La France signe une charte avec les plateformes de rencontre pour prévenir les guet-apens LGBTphobes

Ce 23 mars 2026, Aurore BERGÉ, ministre de l’Égalité entre les femmes et les hommes et de la Lutte contre les discriminations, a signé une Charte d’engagement avec Tinder, Grindr, Bumble et Happn, en présence de Clara CHAPPAZ, Ambassadrice pour le numérique et l’intelligence artificielle, ainsi que des associations STOP homophobie, SOS homophobie, Le Refuge et FLAG!. Cette initiative vise à lutter contre les guet-apens LGBTphobes, dont le nombre a fortement augmenté ces dernières années : en 2024, un incident était recensé tous les quatre jours. Les victimes sont attirées par de faux profils et piégées lors de rendez-vous avant d’être agressées en raison de leur orientation sexuelle ou de leur identité de genre supposée.

Cette initiative est très positive et symboliquement forte : elle place la France en première ligne mondiale dans la prévention des violences ciblant les personnes LGBT+, en associant pouvoirs publics, associations et plateformes numériques. La charte fixe des mesures concrètes pour responsabiliser les utilisateurs, faciliter le signalement des menaces et améliorer la protection des victimes. Les signataires s’engagent à diffuser des campagnes de sensibilisation, à rappeler les bonnes pratiques lors de l’utilisation de leurs services et à proposer des outils de signalement clairs et confidentiels, en orientant les victimes vers les associations et les services officiels pour encourager le dépôt de plainte. Des dispositifs de modération humaine et automatisée seront déployés, le suivi des profils signalés renforcé, et des options de vérification volontaire d’identité mises en place, tandis que la coopération avec les forces de l’ordre sera consolidée via un point de contact dédié et la transmission des données nécessaires aux enquêtes.

Les signataires collaboreront étroitement avec les associations pour élaborer les messages de prévention, accompagner les victimes et former leurs équipes de modération. Un suivi régulier et des bilans annuels permettront d’évaluer l’efficacité des mesures et de partager les bonnes pratiques. La Délégation interministérielle à la lutte contre le racisme, l’antisémitisme et la haine anti-LGBT+ assurera la mise en œuvre des engagements et se réserve le droit de retirer un signataire si nécessaire. La charte reste ouverte à toute entreprise souhaitant rejoindre cette initiative.
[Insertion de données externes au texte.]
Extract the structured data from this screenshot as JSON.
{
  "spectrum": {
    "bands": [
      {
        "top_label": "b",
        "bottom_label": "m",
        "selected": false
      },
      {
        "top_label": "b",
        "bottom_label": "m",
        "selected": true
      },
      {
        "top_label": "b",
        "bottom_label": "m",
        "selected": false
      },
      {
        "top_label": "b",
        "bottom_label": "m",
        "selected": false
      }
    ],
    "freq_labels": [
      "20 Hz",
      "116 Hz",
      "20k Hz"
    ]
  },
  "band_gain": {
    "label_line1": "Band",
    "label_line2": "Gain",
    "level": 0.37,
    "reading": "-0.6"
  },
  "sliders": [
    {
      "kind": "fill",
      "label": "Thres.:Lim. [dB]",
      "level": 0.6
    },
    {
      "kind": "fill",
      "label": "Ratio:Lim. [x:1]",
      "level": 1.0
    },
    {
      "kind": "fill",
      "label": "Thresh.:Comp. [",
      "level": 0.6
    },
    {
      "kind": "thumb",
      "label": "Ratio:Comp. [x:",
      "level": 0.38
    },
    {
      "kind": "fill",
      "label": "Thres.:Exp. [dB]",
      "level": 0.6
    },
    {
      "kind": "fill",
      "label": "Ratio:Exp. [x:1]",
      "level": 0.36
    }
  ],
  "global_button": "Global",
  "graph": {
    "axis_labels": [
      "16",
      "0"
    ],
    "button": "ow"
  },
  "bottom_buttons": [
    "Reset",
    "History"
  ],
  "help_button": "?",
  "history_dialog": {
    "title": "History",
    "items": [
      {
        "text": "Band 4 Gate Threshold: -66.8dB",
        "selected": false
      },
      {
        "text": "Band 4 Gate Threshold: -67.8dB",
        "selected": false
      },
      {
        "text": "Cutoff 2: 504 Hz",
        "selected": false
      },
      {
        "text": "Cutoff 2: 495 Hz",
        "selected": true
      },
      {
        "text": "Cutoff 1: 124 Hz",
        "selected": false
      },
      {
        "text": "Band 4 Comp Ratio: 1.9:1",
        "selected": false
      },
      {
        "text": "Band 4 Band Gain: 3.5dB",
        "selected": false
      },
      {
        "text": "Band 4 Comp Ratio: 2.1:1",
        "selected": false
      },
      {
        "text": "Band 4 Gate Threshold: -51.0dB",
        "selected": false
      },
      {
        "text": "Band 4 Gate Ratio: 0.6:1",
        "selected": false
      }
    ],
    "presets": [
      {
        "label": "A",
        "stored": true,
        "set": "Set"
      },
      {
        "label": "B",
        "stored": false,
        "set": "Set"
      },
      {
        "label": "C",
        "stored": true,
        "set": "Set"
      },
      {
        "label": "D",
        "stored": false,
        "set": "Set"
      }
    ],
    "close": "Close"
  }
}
STOP homophobie rappelle que des acteurs tels que Scruff, Hornet, Recon ou Romeo, qui avaient participé aux premières rencontres préparatoires mais ne se sont pas engagés, sont toujours invités à s’associer à cette démarche collective de prévention et de sécurité, afin d’assurer une protection maximale des utilisateurs sur l’ensemble des plateformes.

Aurore BERGÉ a rappelé que ces guet-apens ne sont pas de simples rencontres qui ont mal tourné, mais des violences organisées ciblant des personnes pour ce qu’elles sont ou semblent être. Avec cette initiative, la France devient le premier pays au monde à établir ce niveau de coopération pour prévenir les violences, faciliter les signalements et mieux protéger les victimes, affirmant le droit de chacun à vivre et aimer librement et en sécurité.

Dans ce prolongement, STOP homophobie appelle aussi à élargir cette dynamique à d’autres enjeux, notamment le chemsex, dont les conséquences sanitaires et sociales inquiètent de plus en plus les acteurs de terrain. Nous estimons que ces questions, encore trop peu abordées, devront faire l’objet d’un engagement collectif. L’objectif reste clair : garantir des espaces numériques où la liberté de rencontre ne se fait jamais au détriment de la sécurité.